The other Goan art song type is the Mando,  a verse or verse-and-refrain  dance song in six- four  time, dealing with love, tragedy and contemporary  events.  It appears to have evolved from the Ovi, a type  which like the Mando's own early form, is a quatrain. A  refrain  or chorus  was added  to  the Mando later, doubtless  under the influence of Portugal's national song, the Fado, d  in  that country around 1840  and  thus contemporaneous  with  the Mando.  Martins, comparing  these two  types  of songs, once remarked  : O Fado  e triste, mas  o Mando e triste e profundo ( the Fado is sad, but  the Mando is sad  and profound).  Unlike the Ovi, however,  the Mando is dance song, d  only  after  the introduction of  social  of  ballroom dancing in  Goa in the 1830's.  As a dance song, as was noted, it conveys the emotions of love; a love yearning for (utrike), achieving (ekvott) or frustrated in its  yearning  and expressing itself in lamentation (vilap).  The Mando comments on contemporary events (fobro), many of  them  political.  In its musical  structure,  as Martins himself describes it,  the Mando  is modulated with  patterns  or  phrases  that follow  one  another  in  the  same  order.  Rhythmically it has six beats, with stresses on the first and (prominently) on the fifth.  It  is  rendered   by  two  voices,  the first  singing  the principal  melody   and  the  second  the contrapuntal one,  the two melodic  lines being  harmonically  and polyphonically combined.  The second   voice generally follows  the  first  parallel  motion,  in  thirds  and sixths,   and  is  sometimes  modulated in  contrary  motions.

Saxtty/ Salcete  is  the province  of  Goa  where the  Mando grew and flourished.  Martins classifies it into two areas, the "hilly land" (dogorgaum) and the "sandy plain" (renvott), to which Micael himself belongs.  There is considerable variety in the style of Mando composition, depending on whether the composer is from one area or the other.  A large stretch of the renvott is blanketed in coconut groves and immersed in a sort of penumbra.  Its Mando music is tranquil and crepuscular, and is instanced in the work of composers like Canon Antonio Joao Dias (fl.1914) and Roque Correia Afonso(1859-1937).

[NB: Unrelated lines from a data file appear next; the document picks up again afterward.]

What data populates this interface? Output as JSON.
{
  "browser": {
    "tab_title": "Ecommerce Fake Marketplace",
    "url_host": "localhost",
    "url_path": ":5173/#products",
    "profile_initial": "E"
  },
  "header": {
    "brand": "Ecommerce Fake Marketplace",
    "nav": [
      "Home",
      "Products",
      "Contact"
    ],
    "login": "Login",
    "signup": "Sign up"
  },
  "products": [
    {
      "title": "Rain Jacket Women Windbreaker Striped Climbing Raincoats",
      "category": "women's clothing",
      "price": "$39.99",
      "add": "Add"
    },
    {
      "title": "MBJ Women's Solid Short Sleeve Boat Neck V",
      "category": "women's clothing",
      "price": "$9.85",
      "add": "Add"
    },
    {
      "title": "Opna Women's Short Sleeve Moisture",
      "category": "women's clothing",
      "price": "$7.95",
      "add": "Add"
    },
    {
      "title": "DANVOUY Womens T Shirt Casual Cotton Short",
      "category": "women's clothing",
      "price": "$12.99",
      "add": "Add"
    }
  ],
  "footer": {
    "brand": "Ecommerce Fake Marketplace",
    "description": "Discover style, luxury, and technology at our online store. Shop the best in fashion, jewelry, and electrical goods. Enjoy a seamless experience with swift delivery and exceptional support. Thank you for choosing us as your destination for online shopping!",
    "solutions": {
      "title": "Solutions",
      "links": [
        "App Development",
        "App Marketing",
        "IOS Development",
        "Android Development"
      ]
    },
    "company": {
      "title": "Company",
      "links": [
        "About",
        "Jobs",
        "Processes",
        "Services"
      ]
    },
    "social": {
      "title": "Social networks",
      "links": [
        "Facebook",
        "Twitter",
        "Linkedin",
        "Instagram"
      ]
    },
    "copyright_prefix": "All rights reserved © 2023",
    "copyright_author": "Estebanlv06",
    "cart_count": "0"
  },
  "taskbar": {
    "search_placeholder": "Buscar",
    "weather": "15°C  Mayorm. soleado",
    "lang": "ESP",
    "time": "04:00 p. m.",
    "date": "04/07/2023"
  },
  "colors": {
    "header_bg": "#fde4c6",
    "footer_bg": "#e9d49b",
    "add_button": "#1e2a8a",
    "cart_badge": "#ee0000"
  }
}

More productive is the dogorgaum- a panorama of wooded hills rising along the banks of the Zuari- particularly the villages of Rai/Raia, Morhgoum/Margao, Lottli/Loutolim and Kurhtori/Curtorim.  The oldest dateable composer is from Rai,  Frederico De Melo (1834-1888), author  of the sublime" Sorgo nitoll go nirmollu".  Morghoum has the popular Pascoal   Noronha (1872-1936, Paicha Maincha moreantulim), originally from Lottli.  The latter village itself has Eduardo de Menezes, (1862-1922), Anju tum Arcanju),   Milagres da Silva (1855-1931), Ek vorso bolanddilem) and the great Torquato  de Figueiredo (1876-1948), Adeus kortso Vellu Pauta)  practically Goa's anthem of that time.

But   most productive of all  is Kurthori,  home to Ligorio da Costa (1851-1919), Tambrhe rozanch'  tuje pole),     Azavedo Diniz (1860-1907), Oulleam ‘bitory oulli sundori, manddo-dulpod),     Arnaldo de Menezes(1863-1917), Motim'  sopnantum naxlolem),    Gizelino Rebelo (1875-1931), Suria noketranche porim porzolleta),  originally from Vernnem/Verna,  and Sebastiao Fernandes (1875-1937), Bollcavancheri  re bosoitam).  The two chief "schools" of  the Mando are those of Kurhtori and Lotlli.  Martins describes the music of Kurhtori,  whose star is Arnaldo as having a horizontal and undulant motion, reflecting the rolling scenery of dogorgaum's terrain,  and that of Lottli, whose luminary is Torquato as  having a movement that is vertical  and ascendant,  conveying the upthrust  of  some  of that  terrain's  peaks.